With this post, I am going to start a habit of sharing other grieving mothers’ writing about child loss. I’m honored to start this with the sharing of a piece of writing by Crystal Silveous. A mother, who lost her child, and shares her journey on her blog site “Living Through Our Loss”. Thank you so very much, Crystal. You are courageous in the sharing of such a personal journey. The following words are hers:

There is nothing quite like the ache you feel after you lose a child. It’s been over two years since I lost my first born, a beautiful little girl, but that ache is still very much there. Days after losing her my arms empty, my breasts hard from my milk coming in but no baby to feed, my heart broken. These tragedies happen to other people, you never think they will happen to you. I always wonder why me? I still wake up and think this can’t be reality. Is this really my life? Instead of raising a two year old I am reaching out to other Mothers that have lost babies, to comfort one another, share our stories, keep the memory of our babies alive.

She should be here though. She should be playing in the backyard not in an urn on a table. I sometimes close my eyes and picture a world with her still in it. I can feel her little hugs, her kisses. I imagine her sweet little voice and the pitter patter of her feet. She will forever be a part of my imagination. A part of my life I was unable to live.

Some people think that “you can just have another one”. Like children are like puppies, replaceable. I wanted her though. I still want her even though I’ve had another baby. Some may think the pain subsides when you have another child. It doesn’t. It still hurts, and sometimes more because of the constant reminders of what we missed out on with the child we’ve lost. Some wonder how we can miss and grieve someone that we didn’t know. I knew her. I grew her inside me for 8 months. I knew what foods she liked, I knew she loved Daddy’s voice, and which side of my belly she preferred. I didn’t get to raise her, but isn’t that what hurts the most? The what could have been? We miss the lost moments, the memories we will never have, the pictures never taken, the child we will never see grow.

Seeing children that are the same age my daughter would have been hurts. You would think it was something I would get used to but I don’t. I find myself asking why my child? What did this child do to deserve to live?

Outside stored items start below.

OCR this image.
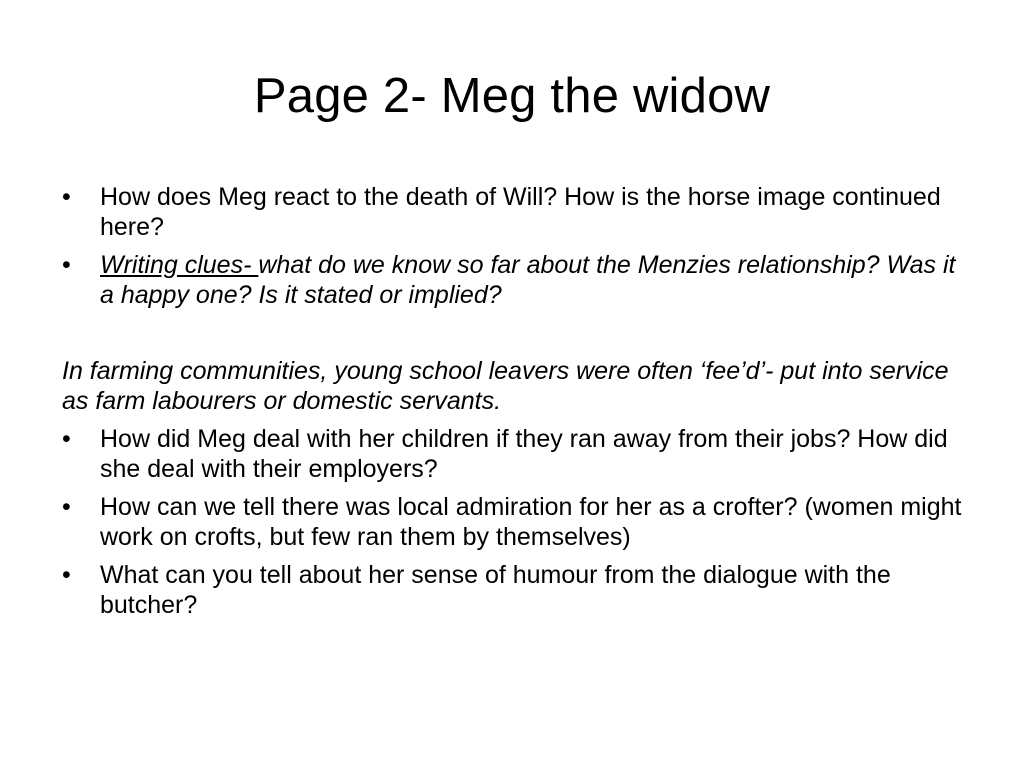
Page 2- Meg the widow
•	How does Meg react to the death of Will? How is the horse image continued here?
•	Writing clues- what do we know so far about the Menzies relationship? Was it a happy one? Is it stated or implied?
In farming communities, young school leavers were often ‘fee’d’- put into service as farm labourers or domestic servants.
•	How did Meg deal with her children if they ran away from their jobs? How did she deal with their employers?
•	How can we tell there was local admiration for her as a crofter? (women might work on crofts, but few ran them by themselves)
•	What can you tell about her sense of humour from the dialogue with the butcher?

It sounds so horrible but it’s the thoughts of a loss Mom.

When a women complains about her pregnancy or isn’t happy with the sex of the child she is carrying, it bothers me like nothing else. So many women lose pregnancies, babies, or struggle to get pregnant at all. I’m sorry your back hurts but be mindful of the fact that you will most likely go on to deliver a healthy baby that is alive all while another women somewhere cries in despair over the one she has lost.

I will not tell you that my child died for a reason because I don’t truly believe that. Or maybe it’s not that I don’t believe it or do not want to believe my daughter’s life was taken for any type of purpose. I will tell you though that losing her has ignited something inside of me all while extinguishing other parts. Things I thought mattered before don’t anymore. I try not to sweat the small stuff anymore. I appreciate moments more and live to be more mindful. My purpose in life has changed. I strive to be more kind, live each moment to the fullest. I live for her.

I am not 100% certain that I will see her again, though I hope with all my heart that I do. And if I get to, I imagine our reunion, and it brings the biggest smile to my face. I love you my sweet girl.